Наконец все было готово. Сеня упаковал личные вещи: одеяло, подушку, набор шариковых ручек и карандашей, побольше чистой бумаги для будущих стихов. Сложил все это аккуратной кучкой, уселся сверху и включил прибор. С минуту прибор разогревался, тихонько попискивая, потом словно мягкая и мощная рука подпихнула Сеню пониже спины, и он вместе со своими пожитками влетел в подпространство.

Огляделся. Тепло, сухо и безветренно. Подпространство было будто в тумане — просматривалось всего шагов на сто, но на это Сене было наплевать. Он расстелил одеяло, устроился поудобней и принялся за работу.


Время в подпространстве текло незаметно. Да и было ли оно там — время? День не сменяла ночь, и вслед за нею не наступало утро. Неяркий серый свет ровно струился со всех сторон, снизу и сверху. Ничто здесь не отбрасывало тени, оттого сочинять можно было и сидя, и лежа на любом боку. Только воздух казался чуть затхлым. Или только казался?

Может быть, работа у Сени шла не слишком споро, но куда спешить? Сеня не гнался за легким успехом. Он сейчас даже еще и не писал стихов, а просто оттачивал свое мастерство, чувствуя, как оно становится все острее и тоньше. Изредка вспоминалась Люся — и это было хорошо. Настоящий художник должен испытать страдание, познать боль и горечь утраты. И Сеня страдал по возможности, готовясь перековать свои переживания в пылающие искренним чувством строки.

Стихов пока не было, но мастерство тоньшало и острело.

А время стояло или текло, туда ли, обратно или, может, как-то вбок — по своим подпространственным законам, не касаясь Сени совершенно. И совсем неизвестно было бы, сколько его уже утекло, если б в привольное Сенино житье не ворвалось то, что лишает окружающее однообразия, разрушает монотонность, рождает причинность и являет собой точку отсчета. В его жизнь ворвалось Событие.


— Ах! — услышал Сеня чей-то возглас и поднял глаза.

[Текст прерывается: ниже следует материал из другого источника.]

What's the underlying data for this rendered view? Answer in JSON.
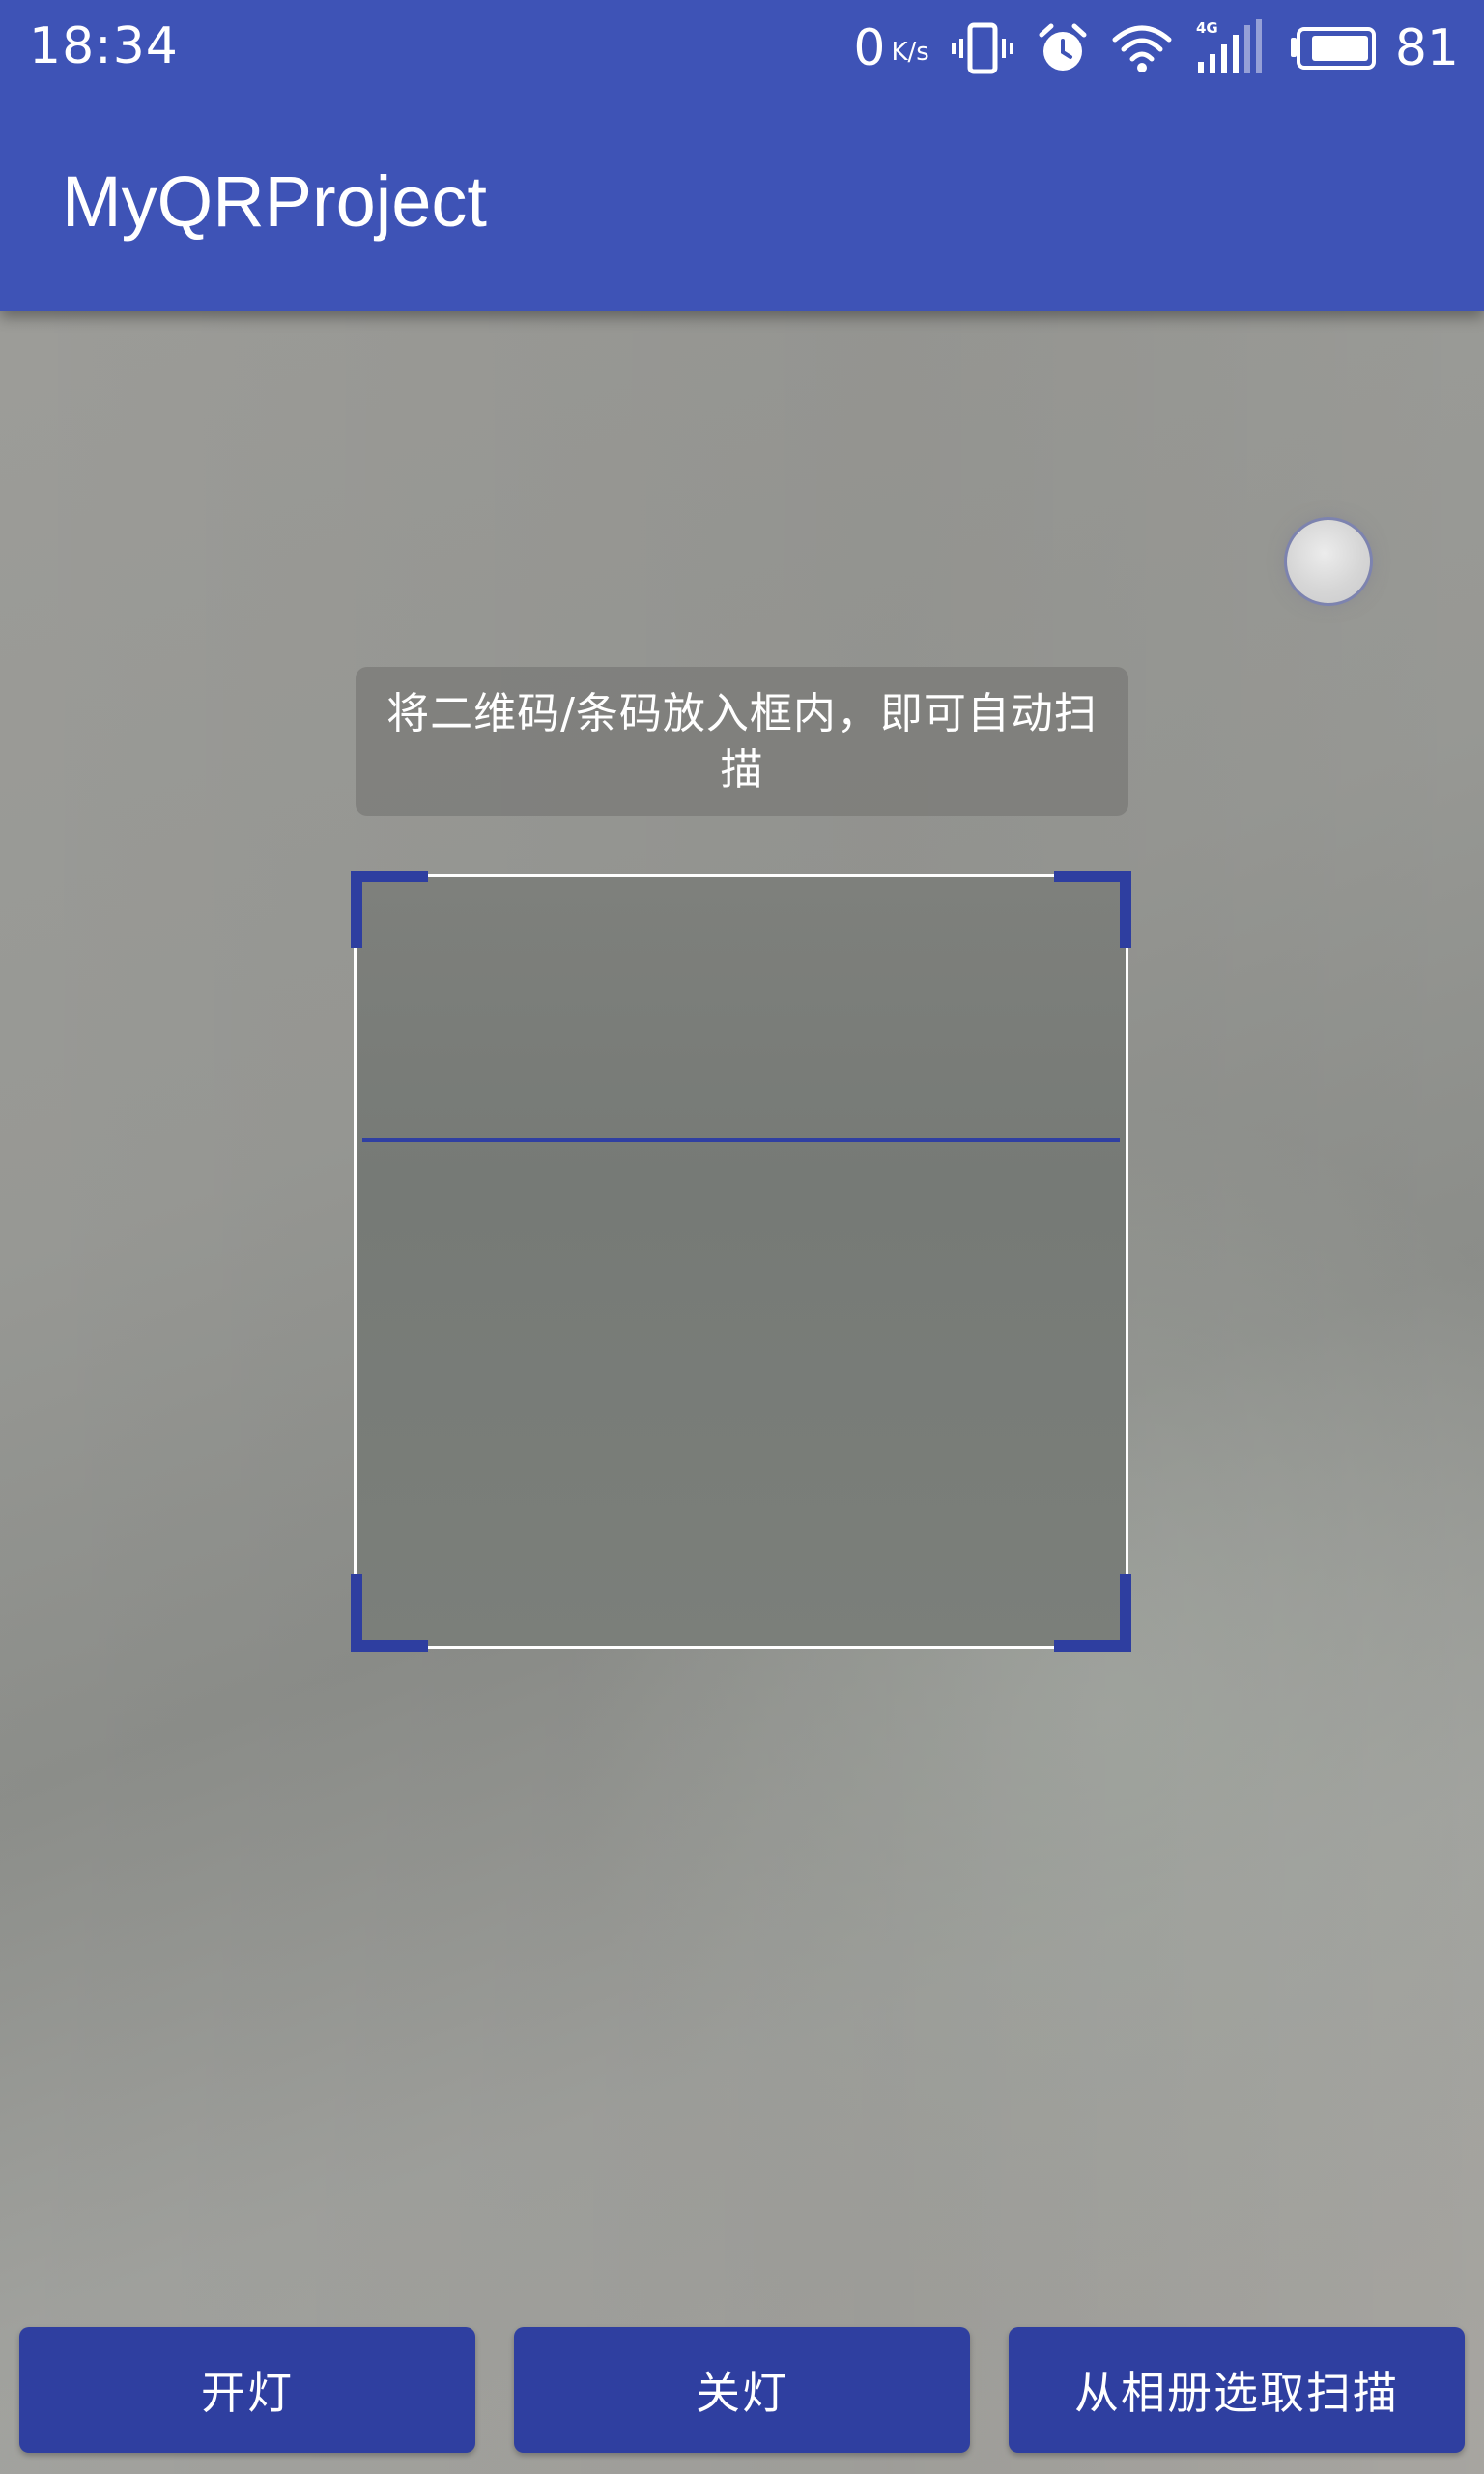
{
  "status_bar": {
    "time": "18:34",
    "net_speed": "0",
    "net_speed_unit": "K/s",
    "battery_percent": "81",
    "icons": [
      "vibrate-icon",
      "alarm-icon",
      "wifi-icon",
      "signal-4g-icon",
      "battery-icon"
    ]
  },
  "app_bar": {
    "title": "MyQRProject",
    "color": "#3e53b6"
  },
  "scanner": {
    "tip": "将二维码/条码放入框内，即可自动扫描",
    "frame_corner_color": "#2e3ea0",
    "laser_color": "#2f3fa2"
  },
  "buttons": {
    "light_on": "开灯",
    "light_off": "关灯",
    "scan_from_album": "从相册选取扫描",
    "color": "#2f3fa0"
  }
}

Перед ним стоял человек в космическом скафандре. Он показывал на Сеню толстым пальцем из сверхпрочного сплава и ахал:

— Невероятно! Абориген подпространства!

Сеня молча осмотрел гостя, потом сказал с легкой досадой:

— В чем дело, товарищ? Успокойтесь, пожалуйста, и объясните, что вам нужно.

— Невозможно! — разразился пришелец новой серией восклицаний. — Абориген разговаривает! По-русски! Неужели телепатия?!

Тут Сеня обиделся.

— Если я абориген, то ты... — и обозвал его нехорошим словом.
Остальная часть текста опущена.